CA taxes, mandates boost unemployment

CA taxes, mandates boost unemployment

 

California Unemployment Development Department“California raised a bunch of taxes this year. Its economy hasn’t collapsed.” So read the snarky headline accompanying a post last month by Jim Tankersley on the Washington Post’s Wonkblog.

“Eight months after raising sales and income taxes, California is still adding jobs on par with the rest of the nation,” wrote Tankersley. “The doomsday predictions haven’t come true. California is still recovering.”

Well, I’m waiting for the WaPo blogger to post a followup addressing the latest jobs report by the California Employment Development Department. It reveals that the state’s unemployment rate rose for the second straight month in August, after 23 straight months of decline.

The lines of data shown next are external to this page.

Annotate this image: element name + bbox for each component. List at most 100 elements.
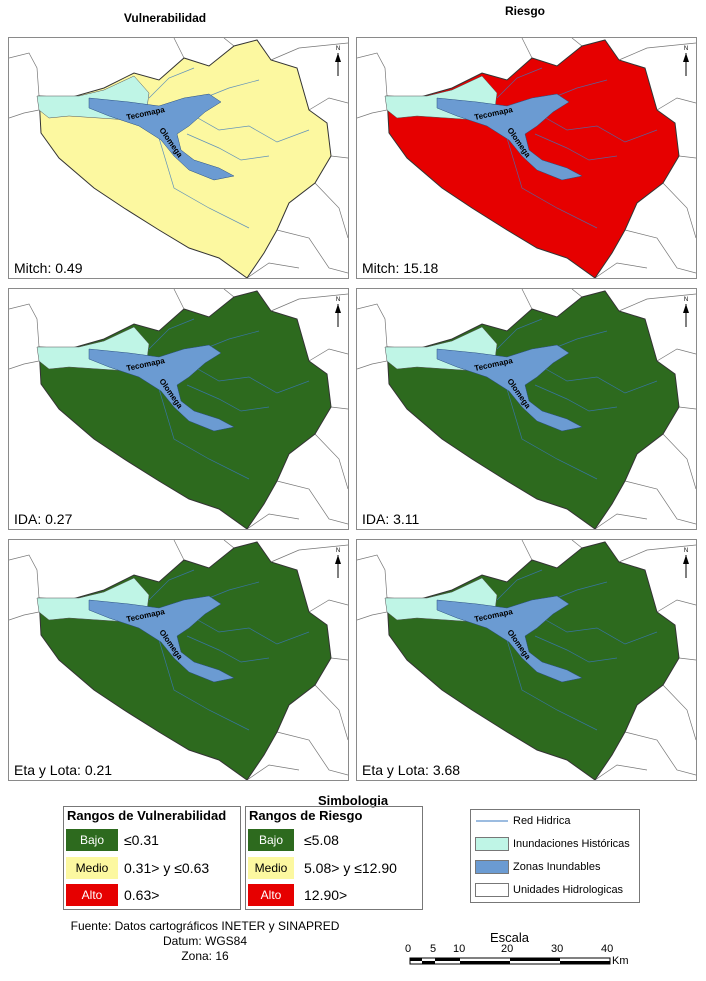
map-panel-ida-risk: Tecomapa Olomega N IDA: 3.11 (356, 288, 697, 530)
hydro-unit-swatch (475, 883, 509, 897)
symbol-label: Red Hidrica (513, 815, 571, 827)
river-line (506, 388, 598, 480)
boundary-line (9, 109, 40, 119)
scale-title: Escala (490, 930, 530, 945)
boundary-line (308, 348, 348, 362)
svg-text:N: N (336, 297, 340, 303)
river-line (536, 614, 658, 645)
boundary-line (9, 303, 40, 348)
boundary-line (618, 544, 696, 563)
boundary-line (678, 406, 696, 410)
range-bajo: ≤5.08 (304, 832, 339, 848)
river-line (158, 388, 250, 480)
legend-title: Simbologia (318, 793, 389, 808)
datum-line: Datum: WGS84 (162, 934, 248, 948)
river-line (496, 569, 543, 601)
scale-tick-0: 0 (405, 943, 412, 955)
boundary-line (571, 38, 583, 47)
symbol-inundaciones-historicas: Inundaciones Históricas (475, 836, 643, 854)
river-line (148, 67, 195, 99)
boundary-line (314, 433, 348, 490)
river-line (496, 318, 543, 350)
svg-text:N: N (684, 297, 688, 303)
risk-legend: Rangos de Riesgo Bajo ≤5.08 Medio 5.08> … (245, 806, 423, 910)
panel-label: Eta y Lota: 0.21 (12, 762, 115, 778)
svg-text:N: N (684, 46, 688, 52)
risk-legend-heading: Rangos de Riesgo (249, 808, 363, 823)
historic-flood-swatch (475, 837, 509, 851)
river-line (158, 137, 250, 229)
boundary-line (9, 360, 40, 370)
boundary-line (662, 433, 696, 490)
boundary-line (9, 611, 40, 621)
svg-text:N: N (684, 548, 688, 554)
boundary-line (9, 554, 40, 599)
north-arrow-icon: N (335, 46, 341, 76)
map-panel-ida-vulnerability: Tecomapa Olomega N IDA: 0.27 (8, 288, 349, 530)
boundary-line (656, 348, 696, 362)
boundary-line (618, 42, 696, 61)
boundary-line (624, 229, 696, 274)
svg-text:N: N (336, 548, 340, 554)
symbol-zonas-inundables: Zonas Inundables (475, 859, 643, 877)
boundary-line (656, 599, 696, 613)
boundary-line (314, 684, 348, 741)
scale-tick-30: 30 (551, 943, 564, 955)
boundary-line (624, 731, 696, 776)
river-line (506, 137, 598, 229)
boundary-line (276, 229, 348, 274)
boundary-line (357, 52, 388, 97)
river-line (186, 384, 270, 412)
symbol-label: Zonas Inundables (513, 861, 601, 873)
river-line (188, 112, 310, 143)
range-bajo: ≤0.31 (124, 832, 159, 848)
river-line (158, 639, 250, 731)
panel-label: IDA: 0.27 (12, 511, 75, 527)
swatch-alto: Alto (66, 884, 118, 906)
boundary-line (223, 38, 235, 47)
boundary-line (246, 764, 300, 780)
scale-bar: Escala 0 5 10 20 30 40 Km (398, 928, 629, 968)
source-line: Fuente: Datos cartográficos INETER y SIN… (70, 919, 340, 933)
range-medio: 0.31> y ≤0.63 (124, 860, 210, 876)
river-line (186, 635, 270, 663)
boundary-line (330, 406, 348, 410)
map-panel-eta-vulnerability: Tecomapa Olomega N Eta y Lota: 0.21 (8, 539, 349, 781)
river-line (534, 384, 618, 412)
boundary-line (173, 38, 185, 59)
river-line (506, 639, 598, 731)
map-panel-mitch-risk: Tecomapa Olomega N Mitch: 15.18 (356, 37, 697, 279)
panel-label: Mitch: 0.49 (12, 260, 85, 276)
boundary-line (678, 657, 696, 661)
flood-zone-area (88, 93, 235, 181)
boundary-line (270, 544, 348, 563)
boundary-line (330, 155, 348, 159)
symbol-unidades-hidrologicas: Unidades Hidrologicas (475, 882, 643, 900)
swatch-medio: Medio (66, 857, 118, 879)
north-arrow-icon: N (335, 297, 341, 327)
river-line (148, 569, 195, 601)
boundary-line (678, 155, 696, 159)
range-alto: 12.90> (304, 887, 348, 903)
river-line (203, 330, 260, 350)
boundary-line (308, 599, 348, 613)
river-line (203, 79, 260, 99)
boundary-line (276, 480, 348, 525)
boundary-line (173, 540, 185, 561)
boundary-line (618, 293, 696, 312)
symbology-legend: Red Hidrica Inundaciones Históricas Zona… (470, 809, 640, 903)
river-line (551, 581, 608, 601)
panel-label: IDA: 3.11 (360, 511, 422, 527)
river-line (536, 363, 658, 394)
flood-zone-swatch (475, 860, 509, 874)
river-line (534, 133, 618, 161)
map-panel-eta-risk: Tecomapa Olomega N Eta y Lota: 3.68 (356, 539, 697, 781)
vulnerability-legend-heading: Rangos de Vulnerabilidad (67, 808, 227, 823)
boundary-line (357, 554, 388, 599)
boundary-line (594, 513, 648, 529)
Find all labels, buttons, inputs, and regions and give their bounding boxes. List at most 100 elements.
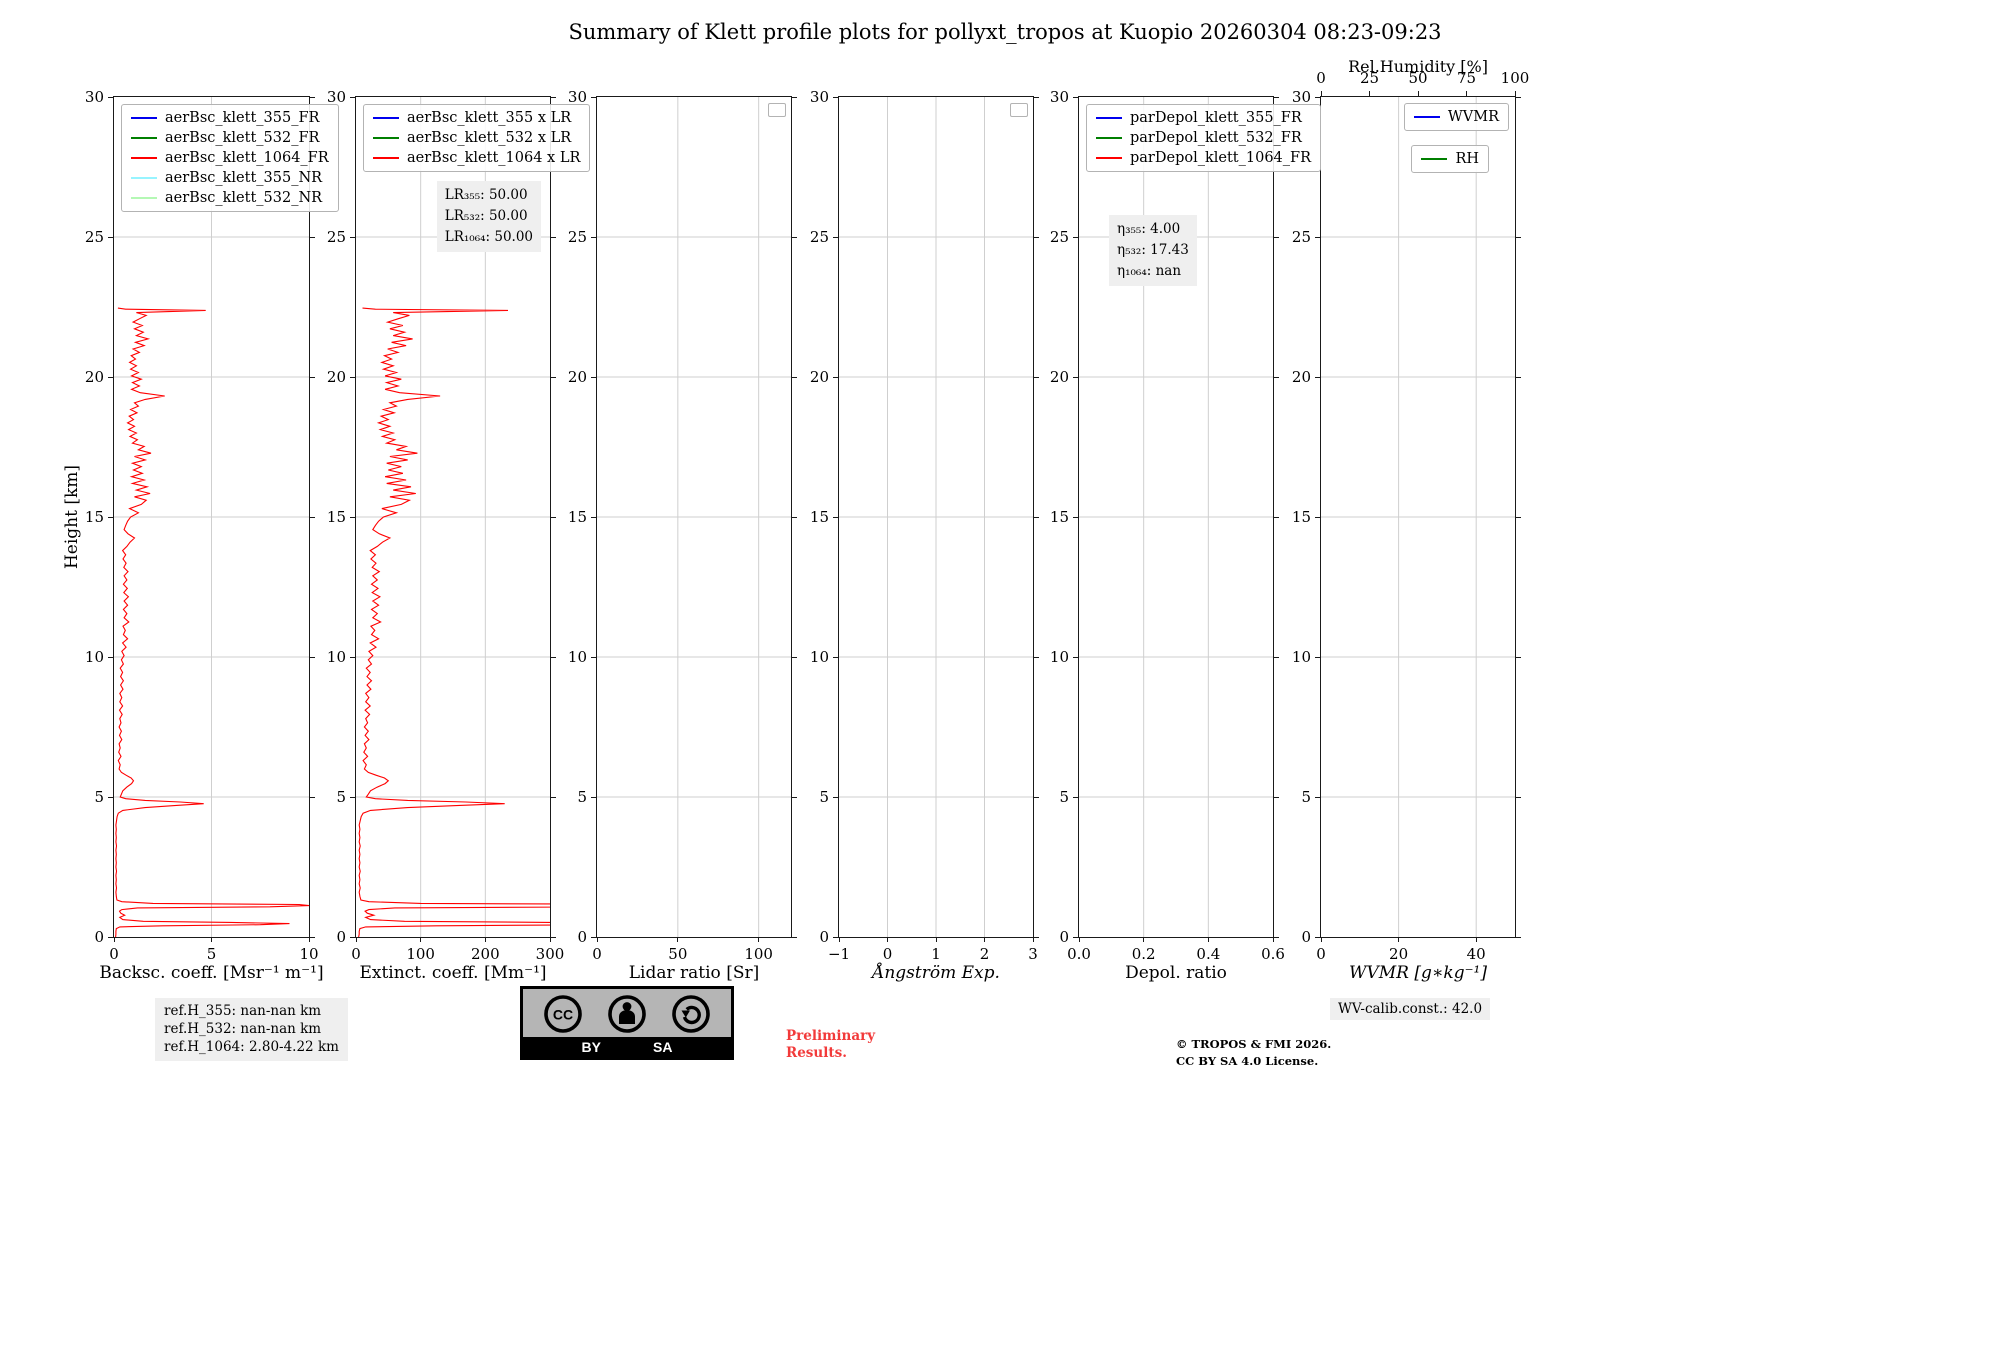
tick-mark	[1369, 91, 1370, 97]
tick-mark	[1315, 376, 1321, 378]
annotation-line: η₃₅₅: 4.00	[1117, 221, 1181, 237]
legend-line-swatch	[373, 137, 399, 139]
annotation-line: LR₃₅₅: 50.00	[444, 187, 528, 203]
tick-mark	[309, 236, 315, 238]
y-tick-label: 15	[1049, 508, 1069, 526]
y-tick-label: 15	[326, 508, 346, 526]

And while California actually was outpacing the U.S. rate of job creation earlier this year, with payroll growth of roughly 2 percent, as the Los Angeles Times noted last week, the Golden State’s year-over-year rate of job creation was 1.5 percent in August, which actually was lower than the nation’s rate of job creation.

The 29,100 nonfarm payroll jobs created in August brings total job creation to 826,500 since February 2010, when the state’s economic recovery began, according to EDD’s jobs report. Yet, while that job creation is welcome, California still has not recovered all 1.4 million jobs it lost during the Great Recession.

Indeed, three-and-a-half years into California’s recovery, some 1.6 million people are unemployed, EDD reported. Another 1.3 million California workers can only find part-time jobs, according to an “economy brief” issued this month by the nonprofit California Budget Report.

Obamacare

Some 240,000 California workers are in danger of losing hours (and the wages that go along with), according to a study by the UC Berkeley Center for Labor Research and Education, because of the new Obamacare mandate that employers with payrolls of 50 or more workers must provide health insurance to those working 30 hours a week or more.

All of this adds up to a state jobless rate of 8.9 percent in August, which is nowhere near the state’s 5.8 percent jobless rate when the recession officially began back in December 2007.

Tankersley, the WaPo blogger, somehow thinks that the more than $30 billion in new taxes (over the next five years) that took effect here in the Golden State at the start of 2013 has had no damping effect on job creation. But the anemic jobs growth of the past two months, and resultant uptick in the state’s jobless rates, suggests otherwise.

And, regrettably, the California jobs outlook doesn’t look especially promising for the near future.

That’s because, in addition to the bunch of new taxes California has imposed, and in addition to the costly new health insurance mandate Obamacare has imposed, the Legislature sent a measure this month to the governor’s desk that will raise the state’s minimum wage by a job-killing 25 percent over the next three years.

That may not add up to a doomsday scenario to “wonks” like Tankerley. But it certainly is for the nearly 3 million Californians that are either unemployed or underemployed.